The inclusion of the memory controller in the CPU core represents a major change in the relationship between the motherboard components, as the memory control used to be done by the north bridge of the chipset.
The following diagram shows the classic relationship between a CPU and the memory controller. This example can be a 200MHz FSB Pentium 4 CPU working with a synchronous memory bus.
The clock generator generates a 200MHz clock to the north bridge, this is the FSB. The bus between north bridge and the CPU is 64 bits wide at 200MHz, but four 64 bits packets are sent every clock cycle. This is as if the bus was 4x200MHz and 64 bits wide, this is why the bus speed is often reported as being 800MHz clocked. The memory bus (that links the memory and the controller) is also 200MHz and 64 or 128 bits wide (single or dual channel). As it is DDR memory, two 64/128 bits packs are sent every clock cycle.

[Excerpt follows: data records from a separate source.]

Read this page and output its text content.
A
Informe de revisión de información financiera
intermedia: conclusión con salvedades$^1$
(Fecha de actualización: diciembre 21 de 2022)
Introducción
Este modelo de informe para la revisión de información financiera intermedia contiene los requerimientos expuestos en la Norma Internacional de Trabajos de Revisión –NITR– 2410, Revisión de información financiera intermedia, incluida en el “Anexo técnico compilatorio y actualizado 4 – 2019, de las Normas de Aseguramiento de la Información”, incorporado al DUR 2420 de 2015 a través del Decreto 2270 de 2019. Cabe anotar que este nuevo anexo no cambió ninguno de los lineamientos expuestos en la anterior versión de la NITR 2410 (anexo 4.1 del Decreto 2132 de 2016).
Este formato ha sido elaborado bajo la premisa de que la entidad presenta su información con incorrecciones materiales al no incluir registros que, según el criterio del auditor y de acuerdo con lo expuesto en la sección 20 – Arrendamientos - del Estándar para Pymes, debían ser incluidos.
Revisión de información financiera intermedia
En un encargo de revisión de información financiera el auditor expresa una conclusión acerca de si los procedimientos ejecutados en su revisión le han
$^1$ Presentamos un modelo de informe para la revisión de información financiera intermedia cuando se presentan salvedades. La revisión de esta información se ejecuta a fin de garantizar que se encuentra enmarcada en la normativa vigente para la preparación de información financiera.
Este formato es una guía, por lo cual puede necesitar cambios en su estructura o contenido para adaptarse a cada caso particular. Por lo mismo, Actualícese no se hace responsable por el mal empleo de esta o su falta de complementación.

The K8 way is quite different.
The clock generator always drives the north bridge, and provides the reference frequency for the HyperTransport link between the north bridge and the CPU. The HyperTransport frequency can so be considered as the FSB, because the CPU uses this frequency to generate its own internal clock, through an internal multiplier.
As shown on the diagram, the memory controller speed is the same than the CPU speed. Memory requests are consequently sent at the CPU speed, on a 64/128 wide bus, according to the number of memory channels. We can see there is no more link between the clock generator and the memory. The memory clock is so obtained from the CPU clock, divided by a factor that depends on the memory specifications. The table below shows the dividers used according to the CPU frequency and the requested memory clock.
Of course, the integrated memory controller does not improve the memory bandwidth, but it allows to drastically reduce the request time. The measured latency is very low, as we'll see further. Moreover, unlike an external memory controller, the performances of the integrated controller of the K8 increase as the CPU speed increase ; consequently, so does the requests speed.
The integrated controller has a particular interest for multi-CPUs systems : in this case, the addressable memory size and the total bandwidth increase with the number of CPUs.
The problem with the integration of the memory controller is the lack of flexibility. The controller is dedicated to a memory technology, and every change in memory standard will need a change in the CPU design. Of course, this does not occur very often (at least not so often as CPU family change), but this could drastically increase the cost of the CPU, as its manufacturation process needs to be changed.
The HyperTransport technology
HyperTransport is a link protocol between CPU and peripherals, and between CPUs themselves in a multi processors system. It allows low latency exchanges, that makes it very relevant for CPUs communications. It uses a 16 bits wide bus at 800MHz, and a double data rate system, that allows it to reach a 3,2GB peak bandwidth.
HyperTransport is planned to be used with the new PCI-X devices.